Fiore frutto foglia fango




(Recensione di Mirella Facchetti)


Autore: Sara Baume

Traduttore: A. Arduini

Editore: NN Editore

Pagine: 236 nella versione a stampa

Genere: Narrativa

Anno di pubblicazione: 2018

 

 

SINOSSI. Ray, il protagonista di questo libro, è un uomo di quasi sessant’anni che vive, isolato da tutti, nella casa del padre, in una cittadina sulla costa irlandese. Un giorno, in un moto d’impulso, decide di adottare un cane impaurito, malandato e privo di un occhio. Con il suo nuovo compagno di vita, Ray riesce per la prima volta ad aprirsi, a scardinare la solitudine, in un dialogo serrato dove ripercorre la sua esistenza, dall’infanzia alla scomparsa misteriosa della madre. Quando Unocchio, però, azzanna un altro cane del paese, i due sono costretti alla fuga e si mettono in viaggio alla ricerca della libertà e della speranza.

 

Recensione

Il romanzo d’esordio della scrittrice Sara Baume è un libro forte, introspettivo, caratterizzato da una scrittura fluida, scorrevole ed estremamente incisiva.

La malinconia, la rabbia, la sofferenza del protagonista avvolgono il lettore, in modo graduale, ma estremamente potente.

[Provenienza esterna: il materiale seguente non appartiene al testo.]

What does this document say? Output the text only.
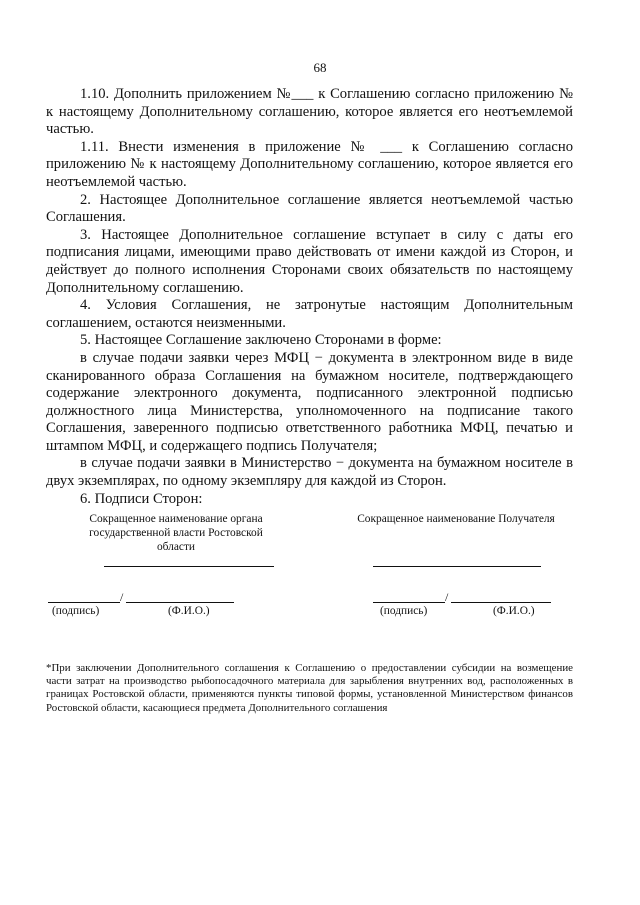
68

1.10. Дополнить приложением №___ к Соглашению согласно приложению № к настоящему Дополнительному соглашению, которое является его неотъемлемой частью.

1.11. Внести изменения в приложение № ___ к Соглашению согласно приложению № к настоящему Дополнительному соглашению, которое является его неотъемлемой частью.

2. Настоящее Дополнительное соглашение является неотъемлемой частью Соглашения.

3. Настоящее Дополнительное соглашение вступает в силу с даты его подписания лицами, имеющими право действовать от имени каждой из Сторон, и действует до полного исполнения Сторонами своих обязательств по настоящему Дополнительному соглашению.

4. Условия Соглашения, не затронутые настоящим Дополнительным соглашением, остаются неизменными.

5. Настоящее Соглашение заключено Сторонами в форме:

в случае подачи заявки через МФЦ − документа в электронном виде в виде сканированного образа Соглашения на бумажном носителе, подтверждающего содержание электронного документа, подписанного электронной подписью должностного лица Министерства, уполномоченного на подписание такого Соглашения, заверенного подписью ответственного работника МФЦ, печатью и штампом МФЦ, и содержащего подпись Получателя;

в случае подачи заявки в Министерство − документа на бумажном носителе в двух экземплярах, по одному экземпляру для каждой из Сторон.

6. Подписи Сторон:

Сокращенное наименование органа государственной власти Ростовской области
/
(подпись)	(Ф.И.О.)
Сокращенное наименование Получателя
/
(подпись)	(Ф.И.О.)
*При заключении Дополнительного соглашения к Соглашению о предоставлении субсидии на возмещение части затрат на производство рыбопосадочного материала для зарыбления внутренних вод, расположенных в границах Ростовской области, применяются пункты типовой формы, установленной Министерством финансов Ростовской области, касающиеся предмета Дополнительного соглашения
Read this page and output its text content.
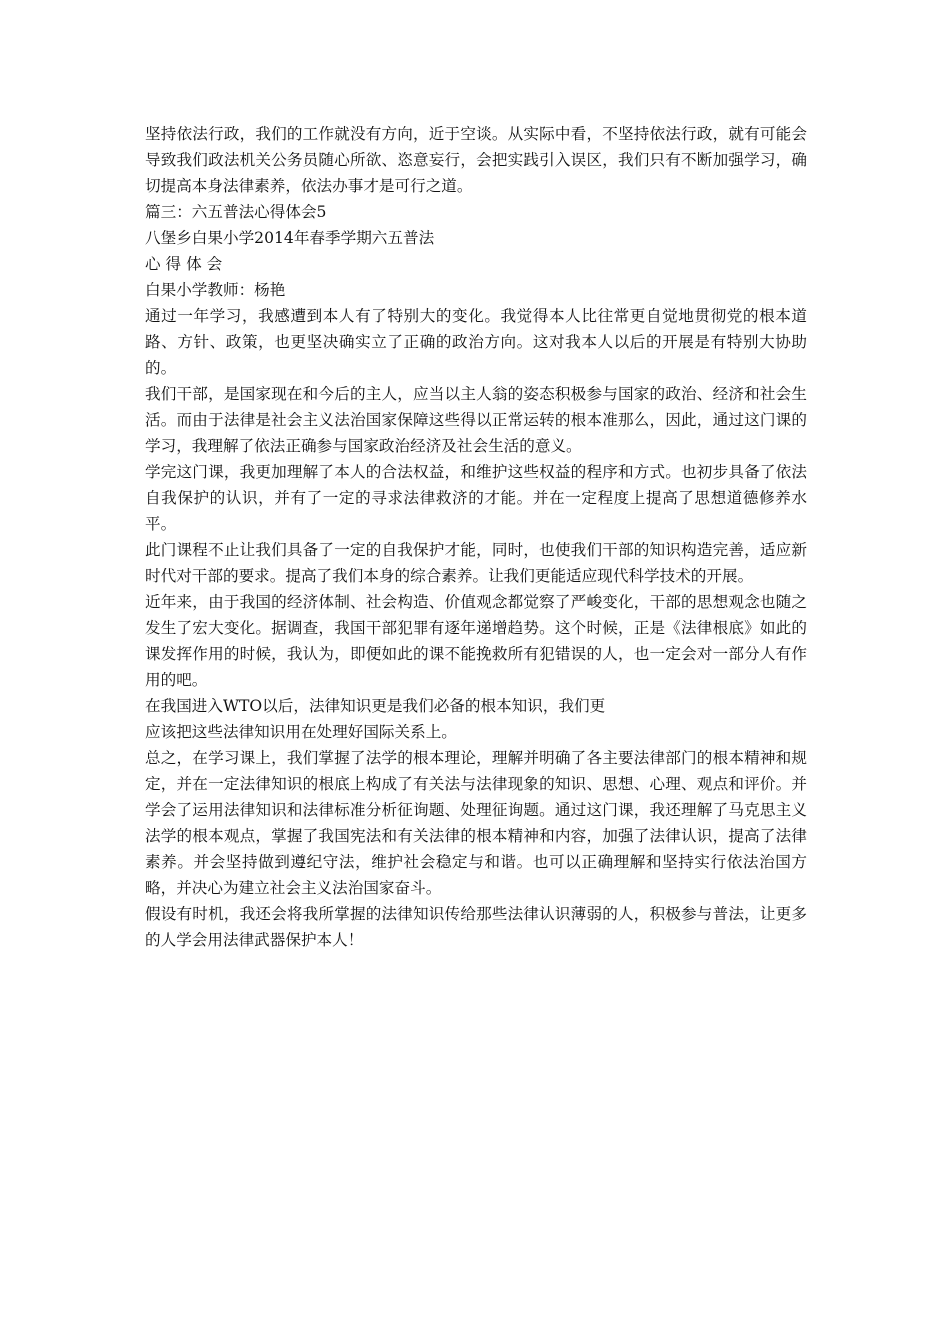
坚持依法行政，我们的工作就没有方向，近于空谈。从实际中看，不坚持依法行政，就有可能会导致我们政法机关公务员随心所欲、恣意妄行，会把实践引入误区，我们只有不断加强学习，确切提高本身法律素养，依法办事才是可行之道。

篇三：六五普法心得体会5

八堡乡白果小学2014年春季学期六五普法

心 得 体 会

白果小学教师：杨艳

通过一年学习，我感遭到本人有了特别大的变化。我觉得本人比往常更自觉地贯彻党的根本道路、方针、政策，也更坚决确实立了正确的政治方向。这对我本人以后的开展是有特别大协助的。

我们干部，是国家现在和今后的主人，应当以主人翁的姿态积极参与国家的政治、经济和社会生活。而由于法律是社会主义法治国家保障这些得以正常运转的根本准那么，因此，通过这门课的学习，我理解了依法正确参与国家政治经济及社会生活的意义。

学完这门课，我更加理解了本人的合法权益，和维护这些权益的程序和方式。也初步具备了依法自我保护的认识，并有了一定的寻求法律救济的才能。并在一定程度上提高了思想道德修养水平。

此门课程不止让我们具备了一定的自我保护才能，同时，也使我们干部的知识构造完善，适应新时代对干部的要求。提高了我们本身的综合素养。让我们更能适应现代科学技术的开展。

近年来，由于我国的经济体制、社会构造、价值观念都觉察了严峻变化，干部的思想观念也随之发生了宏大变化。据调查，我国干部犯罪有逐年递增趋势。这个时候，正是《法律根底》如此的课发挥作用的时候，我认为，即便如此的课不能挽救所有犯错误的人，也一定会对一部分人有作用的吧。

在我国进入WTO以后，法律知识更是我们必备的根本知识，我们更

应该把这些法律知识用在处理好国际关系上。

总之，在学习课上，我们掌握了法学的根本理论，理解并明确了各主要法律部门的根本精神和规定，并在一定法律知识的根底上构成了有关法与法律现象的知识、思想、心理、观点和评价。并学会了运用法律知识和法律标准分析征询题、处理征询题。通过这门课，我还理解了马克思主义法学的根本观点，掌握了我国宪法和有关法律的根本精神和内容，加强了法律认识，提高了法律素养。并会坚持做到遵纪守法，维护社会稳定与和谐。也可以正确理解和坚持实行依法治国方略，并决心为建立社会主义法治国家奋斗。

假设有时机，我还会将我所掌握的法律知识传给那些法律认识薄弱的人，积极参与普法，让更多的人学会用法律武器保护本人！
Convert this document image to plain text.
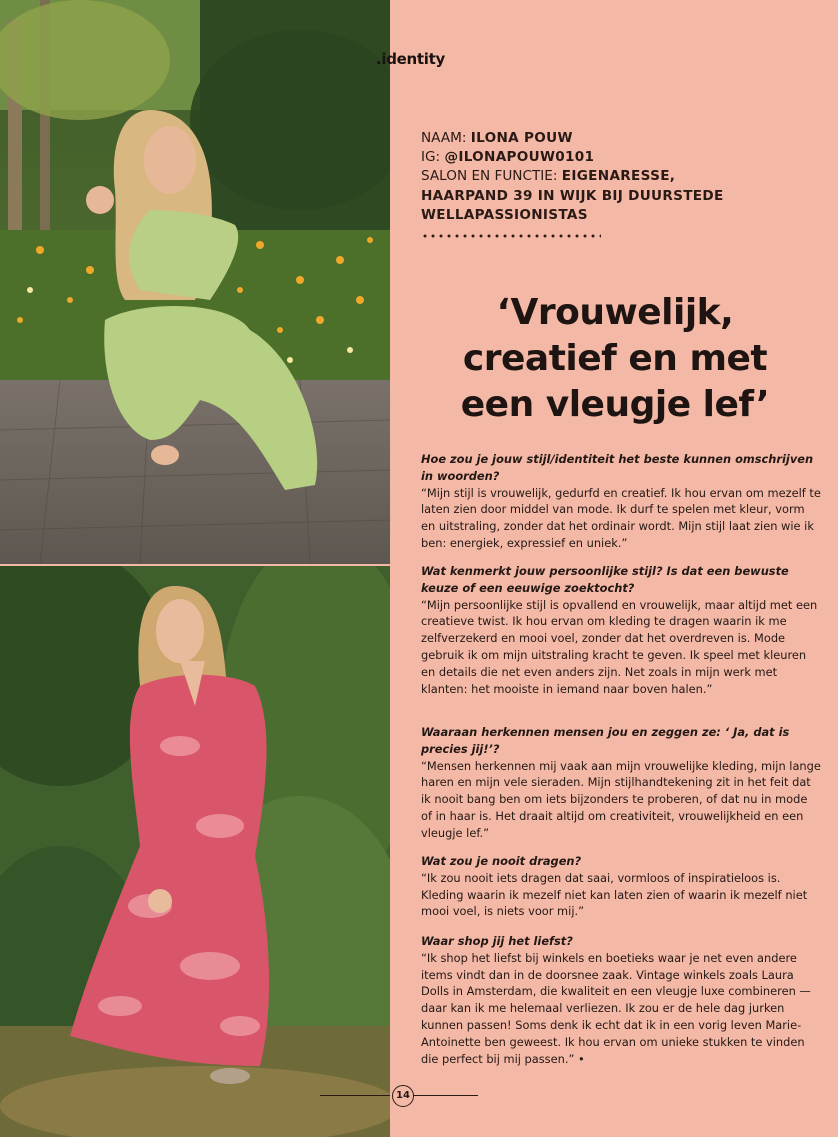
.identity
NAAM: ILONA POUW
IG: @ILONAPOUW0101
SALON EN FUNCTIE: EIGENARESSE,
HAARPAND 39 IN WIJK BIJ DUURSTEDE
WELLAPASSIONISTAS
‘Vrouwelijk,
creatief en met
een vleugje lef’
Hoe zou je jouw stijl/identiteit het beste kunnen omschrijven in woorden?
“Mijn stijl is vrouwelijk, gedurfd en creatief. Ik hou ervan om mezelf te laten zien door middel van mode. Ik durf te spelen met kleur, vorm en uitstraling, zonder dat het ordinair wordt. Mijn stijl laat zien wie ik ben: energiek, expressief en uniek.”
Wat kenmerkt jouw persoonlijke stijl? Is dat een bewuste keuze of een eeuwige zoektocht?
“Mijn persoonlijke stijl is opvallend en vrouwelijk, maar altijd met een creatieve twist. Ik hou ervan om kleding te dragen waarin ik me zelfverzekerd en mooi voel, zonder dat het overdreven is. Mode gebruik ik om mijn uitstraling kracht te geven. Ik speel met kleuren en details die net even anders zijn. Net zoals in mijn werk met klanten: het mooiste in iemand naar boven halen.”
Waaraan herkennen mensen jou en zeggen ze: ‘ Ja, dat is precies jij!’?
“Mensen herkennen mij vaak aan mijn vrouwelijke kleding, mijn lange haren en mijn vele sieraden. Mijn stijlhandtekening zit in het feit dat ik nooit bang ben om iets bijzonders te proberen, of dat nu in mode of in haar is. Het draait altijd om creativiteit, vrouwelijkheid en een vleugje lef.”
Wat zou je nooit dragen?
“Ik zou nooit iets dragen dat saai, vormloos of inspiratieloos is. Kleding waarin ik mezelf niet kan laten zien of waarin ik mezelf niet mooi voel, is niets voor mij.”
Waar shop jij het liefst?
“Ik shop het liefst bij winkels en boetieks waar je net even andere items vindt dan in de doorsnee zaak. Vintage winkels zoals Laura Dolls in Amsterdam, die kwaliteit en een vleugje luxe combineren — daar kan ik me helemaal verliezen. Ik zou er de hele dag jurken kunnen passen! Soms denk ik echt dat ik in een vorig leven Marie-Antoinette ben geweest. Ik hou ervan om unieke stukken te vinden die perfect bij mij passen.” •
14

Ray, cinquantasettenne, protagonista di una vita-non-vita, una vita vissuta ai margini, senza amici, senza amore, vittima di un padre anaffettivo, si mostra a noi a piccoli passi, frammento dopo frammento. E noi veniamo a conoscenza di questi sprazzi della sua esistenza grazie al racconto che egli stesso fa a “unocchio” il cane che, d’impulso, ha adottato da un canile e che, in breve tempo, diviene per lui quella famiglia che non ha mai avuto.

 

È l’incontro di due solitudini, è un racconto sull’essere diversi, o meglio, sul sentirsi diversi, è il resoconto di un uomo che, in fin dei conti, non ha vissuto la sua vita, ma ha lasciato che la stessa gli passeggiasse addosso.

 

Nel buio le parole dello slogan sono a malapena leggibili. Dice qualcosa come: lascia spazio a un nuovo te stesso. Mi ci sono voluti cinquantasette anni per diventare questo me stesso, penso, e adesso non ho la forza di rifare daccapo così tanti errori

 

È una narrazione malinconica, in cui l’attenzione è posta su ogni piccolo particolare: la natura, in ogni suo aspetto, il passato, l’amore non avuto, le difficoltà di un’esistenza trascorsa ai margini a osservare la felicità, la “normalità” delle vite altrui.

È la scoperta della bellezza nascosta nei gesti più semplici, è la scoperta della inebriante felicità che è in grado di dare anche il più piccolo gesto, se compiuto in libertà.

È una lettura profonda, incisiva, che non può lasciare indifferenti.

 

 

Sara Baume


Nata nel 1984, è una scrittrice irlandese. Ha studiato belle arti al Dun Laoghaire College of Art and Design e scrittura creativa al Trinity College, Dublino, dove le è stato conferito il suo MPhil. Ha ricevuto una borsa di studio letteraria dalla Fondazione Lannan a Santa Fe, nel Nuovo Messico.